EDU-CIRCUIT-HW: Evaluating Multimodal Large Language Models on Real-World University-Level STEM Student Handwritten Solutions¶
Conference: ACL 2026
arXiv: 2602.00095
Code: Project Website + GitHub (Links provided in the paper)
Area: Multimodal VLM / Educational Evaluation
Keywords: STEM handwritten understanding, MLLM evaluation, auto-grading, recognition error propagation, human-in-the-loop
TL;DR¶
The authors release the EDU-CIRCUIT-HW dataset, containing 1,334 real-world university circuit course handwritten assignments, and propose a dual-layer evaluation protocol consisting of "upstream recognition + downstream grading." It is found that even the strongest MLLMs (GPT-5.1 / Gemini-3-Preview) contain recognition errors in 37–85% of samples, though only 7–20% propagate to the grading stage. Through an error-pattern-based LLM-judge regrading module with only 3.3% human intervention, point-agreement is improved from 70% to 76%.
Background & Motivation¶
Background: Using MLLMs as "automated grading teaching assistants" has emerged as a new trend in AI education: first utilizing Gemini/GPT/Claude to recognize handwritten assignments, followed by LLM-based grading according to a rubric (Kortemeyer 2024, Liu 2024, Yang 2025, etc.). However, most existing evaluations focus on simple K-12 mathematics (DrawEduMath) or isolated formulas (CROHME, MathWriting), failing to reflect the complex handwritten text found in university STEM courses that intertwines formulas, derivations, and hand-drawn circuit diagrams.

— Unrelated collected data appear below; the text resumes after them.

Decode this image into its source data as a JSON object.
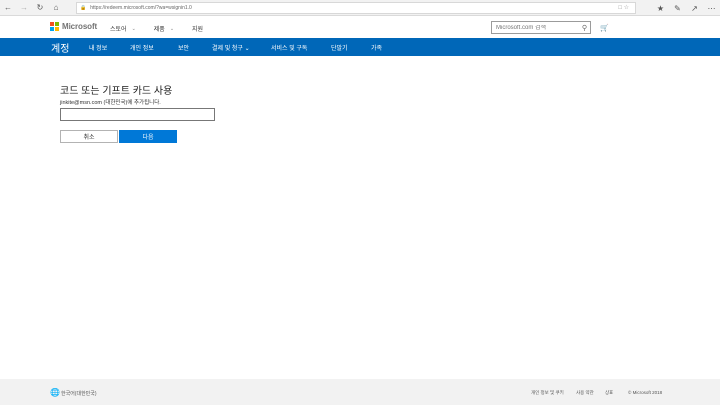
{
  "browser": {
    "url": "https://redeem.microsoft.com/?wa=wsignin1.0"
  },
  "header": {
    "brand": "Microsoft",
    "nav": [
      {
        "label": "스토어"
      },
      {
        "label": "제품"
      },
      {
        "label": "지원"
      }
    ],
    "search_placeholder": "Microsoft.com 검색"
  },
  "account_nav": {
    "title": "계정",
    "items": [
      {
        "label": "내 정보"
      },
      {
        "label": "개인 정보"
      },
      {
        "label": "보안"
      },
      {
        "label": "결제 및 청구"
      },
      {
        "label": "서비스 및 구독"
      },
      {
        "label": "단말기"
      },
      {
        "label": "가족"
      }
    ]
  },
  "redeem": {
    "title": "코드 또는 기프트 카드 사용",
    "subtitle": "jinkite@msn.com (대한민국)에 추가됩니다.",
    "input_value": "",
    "cancel_label": "취소",
    "next_label": "다음"
  },
  "footer": {
    "locale": "한국어(대한민국)",
    "links": [
      "개인 정보 및 쿠키",
      "사용 약관",
      "상표",
      "© Microsoft 2018"
    ]
  },
  "colors": {
    "accent": "#0067b8",
    "button_primary": "#0078d7",
    "logo": [
      "#f25022",
      "#7fba00",
      "#00a4ef",
      "#ffb900"
    ]
  }
}
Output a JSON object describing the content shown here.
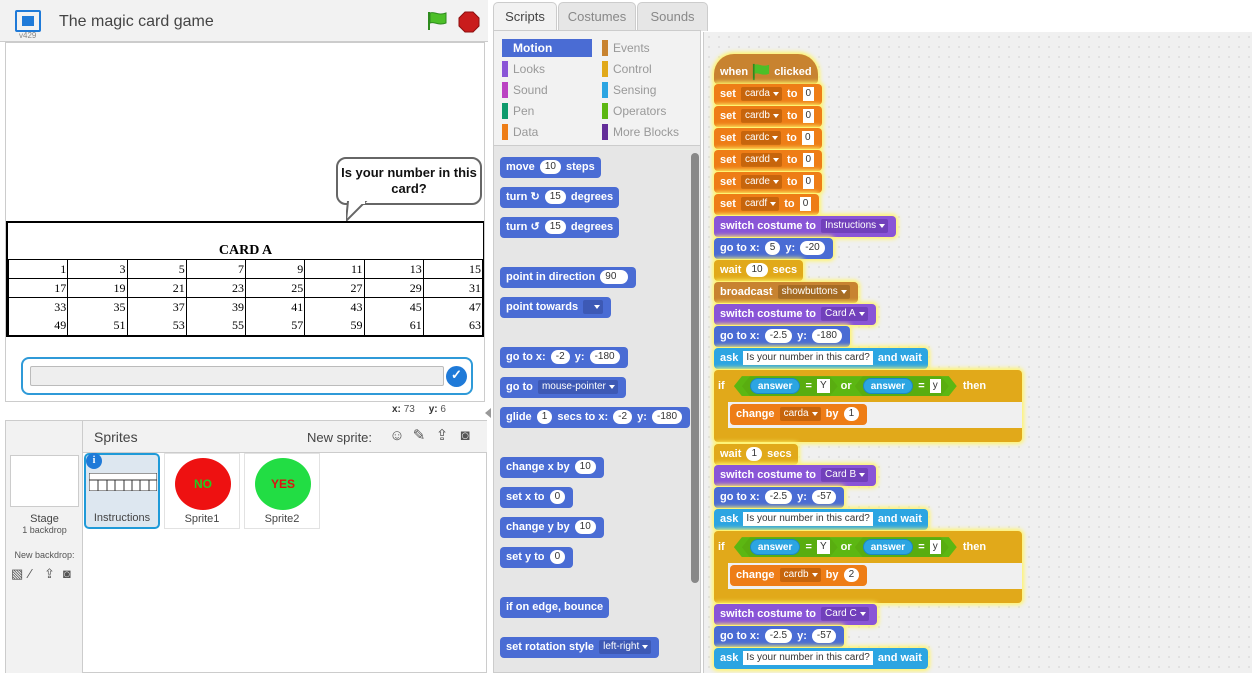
{
  "project": {
    "title": "The magic card game",
    "version": "v429"
  },
  "stage": {
    "bubble_text": "Is your number in this card?",
    "card": {
      "title": "CARD  A",
      "rows": [
        [
          "1",
          "3",
          "5",
          "7",
          "9",
          "11",
          "13",
          "15"
        ],
        [
          "17",
          "19",
          "21",
          "23",
          "25",
          "27",
          "29",
          "31"
        ],
        [
          "33",
          "35",
          "37",
          "39",
          "41",
          "43",
          "45",
          "47"
        ],
        [
          "49",
          "51",
          "53",
          "55",
          "57",
          "59",
          "61",
          "63"
        ]
      ]
    },
    "coords": {
      "x_label": "x:",
      "x": "73",
      "y_label": "y:",
      "y": "6"
    }
  },
  "sprites_panel": {
    "title": "Sprites",
    "new_sprite_label": "New sprite:",
    "stage_name": "Stage",
    "stage_backdrops": "1 backdrop",
    "new_backdrop_label": "New backdrop:",
    "sprites": [
      {
        "name": "Instructions",
        "selected": true
      },
      {
        "name": "Sprite1",
        "costume_text": "NO",
        "color": "#ee1111",
        "text_color": "#22cc22"
      },
      {
        "name": "Sprite2",
        "costume_text": "YES",
        "color": "#22dd44",
        "text_color": "#dd1111"
      }
    ]
  },
  "tabs": [
    "Scripts",
    "Costumes",
    "Sounds"
  ],
  "categories": [
    {
      "label": "Motion",
      "color": "#4a6cd4",
      "selected": true
    },
    {
      "label": "Events",
      "color": "#c88330"
    },
    {
      "label": "Looks",
      "color": "#8a55d7"
    },
    {
      "label": "Control",
      "color": "#e1a91a"
    },
    {
      "label": "Sound",
      "color": "#bb42c3"
    },
    {
      "label": "Sensing",
      "color": "#2ca5e2"
    },
    {
      "label": "Pen",
      "color": "#0e9a6c"
    },
    {
      "label": "Operators",
      "color": "#5cb712"
    },
    {
      "label": "Data",
      "color": "#ee7d16"
    },
    {
      "label": "More Blocks",
      "color": "#632d99"
    }
  ],
  "palette": {
    "move": {
      "a": "move",
      "n": "10",
      "b": "steps"
    },
    "turn_cw": {
      "a": "turn",
      "icon": "↻",
      "n": "15",
      "b": "degrees"
    },
    "turn_ccw": {
      "a": "turn",
      "icon": "↺",
      "n": "15",
      "b": "degrees"
    },
    "point_dir": {
      "a": "point in direction",
      "n": "90"
    },
    "point_towards": {
      "a": "point towards"
    },
    "goto_xy": {
      "a": "go to x:",
      "x": "-2",
      "b": "y:",
      "y": "-180"
    },
    "goto": {
      "a": "go to",
      "dd": "mouse-pointer"
    },
    "glide": {
      "a": "glide",
      "n": "1",
      "b": "secs to x:",
      "x": "-2",
      "c": "y:",
      "y": "-180"
    },
    "change_x": {
      "a": "change x by",
      "n": "10"
    },
    "set_x": {
      "a": "set x to",
      "n": "0"
    },
    "change_y": {
      "a": "change y by",
      "n": "10"
    },
    "set_y": {
      "a": "set y to",
      "n": "0"
    },
    "bounce": {
      "a": "if on edge, bounce"
    },
    "rotation": {
      "a": "set rotation style",
      "dd": "left-right"
    }
  },
  "script": {
    "hat": {
      "a": "when",
      "b": "clicked"
    },
    "sets": [
      {
        "a": "set",
        "var": "carda",
        "b": "to",
        "v": "0"
      },
      {
        "a": "set",
        "var": "cardb",
        "b": "to",
        "v": "0"
      },
      {
        "a": "set",
        "var": "cardc",
        "b": "to",
        "v": "0"
      },
      {
        "a": "set",
        "var": "cardd",
        "b": "to",
        "v": "0"
      },
      {
        "a": "set",
        "var": "carde",
        "b": "to",
        "v": "0"
      },
      {
        "a": "set",
        "var": "cardf",
        "b": "to",
        "v": "0"
      }
    ],
    "switch1": {
      "a": "switch costume to",
      "dd": "Instructions"
    },
    "goto1": {
      "a": "go to x:",
      "x": "5",
      "b": "y:",
      "y": "-20"
    },
    "wait1": {
      "a": "wait",
      "n": "10",
      "b": "secs"
    },
    "broadcast": {
      "a": "broadcast",
      "dd": "showbuttons"
    },
    "switch2": {
      "a": "switch costume to",
      "dd": "Card A"
    },
    "goto2": {
      "a": "go to x:",
      "x": "-2.5",
      "b": "y:",
      "y": "-180"
    },
    "ask1": {
      "a": "ask",
      "q": "Is your number in this card?",
      "b": "and wait"
    },
    "if1": {
      "a": "if",
      "p1": "answer",
      "eq": "=",
      "v1": "Y",
      "or": "or",
      "p2": "answer",
      "v2": "y",
      "then": "then"
    },
    "change1": {
      "a": "change",
      "dd": "carda",
      "b": "by",
      "n": "1"
    },
    "wait2": {
      "a": "wait",
      "n": "1",
      "b": "secs"
    },
    "switch3": {
      "a": "switch costume to",
      "dd": "Card B"
    },
    "goto3": {
      "a": "go to x:",
      "x": "-2.5",
      "b": "y:",
      "y": "-57"
    },
    "ask2": {
      "a": "ask",
      "q": "Is your number in this card?",
      "b": "and wait"
    },
    "if2": {
      "a": "if",
      "p1": "answer",
      "eq": "=",
      "v1": "Y",
      "or": "or",
      "p2": "answer",
      "v2": "y",
      "then": "then"
    },
    "change2": {
      "a": "change",
      "dd": "cardb",
      "b": "by",
      "n": "2"
    },
    "switch4": {
      "a": "switch costume to",
      "dd": "Card C"
    },
    "goto4": {
      "a": "go to x:",
      "x": "-2.5",
      "b": "y:",
      "y": "-57"
    },
    "ask3": {
      "a": "ask",
      "q": "Is your number in this card?",
      "b": "and wait"
    }
  }
}
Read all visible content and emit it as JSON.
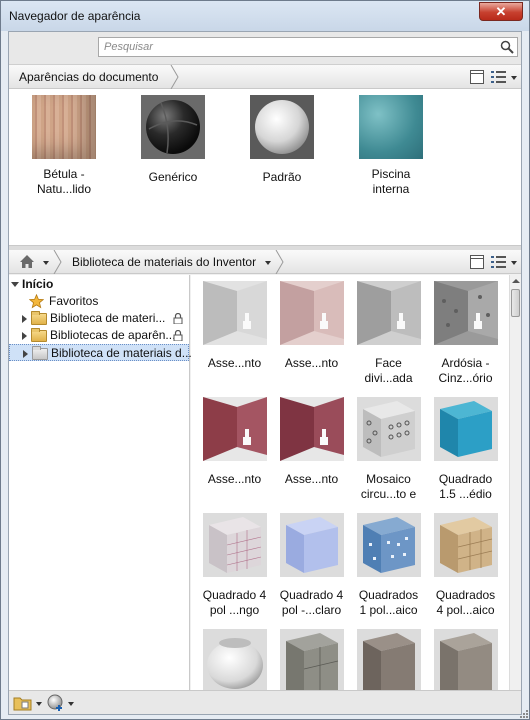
{
  "window": {
    "title": "Navegador de aparência",
    "close_glyph": "✕"
  },
  "search": {
    "placeholder": "Pesquisar"
  },
  "doc_crumb": {
    "label": "Aparências do documento"
  },
  "doc_materials": [
    {
      "label": "Bétula - Natu...lido",
      "line1": "Bétula -",
      "line2": "Natu...lido",
      "icon": "birch-cube"
    },
    {
      "label": "Genérico",
      "line1": "Genérico",
      "line2": "",
      "icon": "generic-sphere"
    },
    {
      "label": "Padrão",
      "line1": "Padrão",
      "line2": "",
      "icon": "default-sphere"
    },
    {
      "label": "Piscina interna",
      "line1": "Piscina",
      "line2": "interna",
      "icon": "pool-water"
    }
  ],
  "nav": {
    "library_label": "Biblioteca de materiais do Inventor"
  },
  "tree": {
    "root": "Início",
    "items": [
      {
        "label": "Favoritos",
        "icon": "star-icon"
      },
      {
        "label": "Biblioteca de materi...",
        "icon": "folder-icon",
        "locked": true
      },
      {
        "label": "Bibliotecas de aparên...",
        "icon": "folder-icon",
        "locked": true
      },
      {
        "label": "Biblioteca de materiais d...",
        "icon": "folder-icon",
        "selected": true
      }
    ]
  },
  "library_materials": [
    {
      "line1": "Asse...nto",
      "line2": "",
      "tex": "wall-white"
    },
    {
      "line1": "Asse...nto",
      "line2": "",
      "tex": "wall-pink"
    },
    {
      "line1": "Face",
      "line2": "divi...ada",
      "tex": "wall-gray"
    },
    {
      "line1": "Ardósia -",
      "line2": "Cinz...ório",
      "tex": "wall-slate"
    },
    {
      "line1": "Asse...nto",
      "line2": "",
      "tex": "wall-redbrick"
    },
    {
      "line1": "Asse...nto",
      "line2": "",
      "tex": "wall-redbrick"
    },
    {
      "line1": "Mosaico",
      "line2": "circu...to e",
      "tex": "mosaic-circles"
    },
    {
      "line1": "Quadrado",
      "line2": "1.5 ...édio",
      "tex": "tile-blue"
    },
    {
      "line1": "Quadrado 4",
      "line2": "pol ...ngo",
      "tex": "tile-checker"
    },
    {
      "line1": "Quadrado 4",
      "line2": "pol -...claro",
      "tex": "tile-lightblue"
    },
    {
      "line1": "Quadrados",
      "line2": "1 pol...aico",
      "tex": "tile-mosaicblue"
    },
    {
      "line1": "Quadrados",
      "line2": "4 pol...aico",
      "tex": "tile-beige"
    },
    {
      "line1": "",
      "line2": "",
      "tex": "white-bowl"
    },
    {
      "line1": "",
      "line2": "",
      "tex": "stone-gray"
    },
    {
      "line1": "",
      "line2": "",
      "tex": "stone-dark"
    },
    {
      "line1": "",
      "line2": "",
      "tex": "stone-mid"
    }
  ]
}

Limitations of Prior Work: The authors highlight two fundamental issues: (1) Data Scarcity: Lack of benchmarks containing "mixed text-image content + university-level difficulty + real student handwriting"; (2) Evaluation Paradigm Mismatch: Prior works often only evaluate downstream results (mostly coarse-grained binary auto-grading), causing recognition errors outside the rubric to be "shielded," leading developers to overestimate the visual understanding capabilities of MLLMs. For example, in Figure 1, items ① and ② are misrecognized but hidden because they are not part of the grading points.
Key Challenge: The "latency rate" of recognition errors is much higher than the "manifestation rate"—once rubrics are tightened or downstream tasks like circuit-to-netlist are performed, these latent errors will explode. Traditional evaluation protocols focus solely on "grading agreement" and fail to identify them.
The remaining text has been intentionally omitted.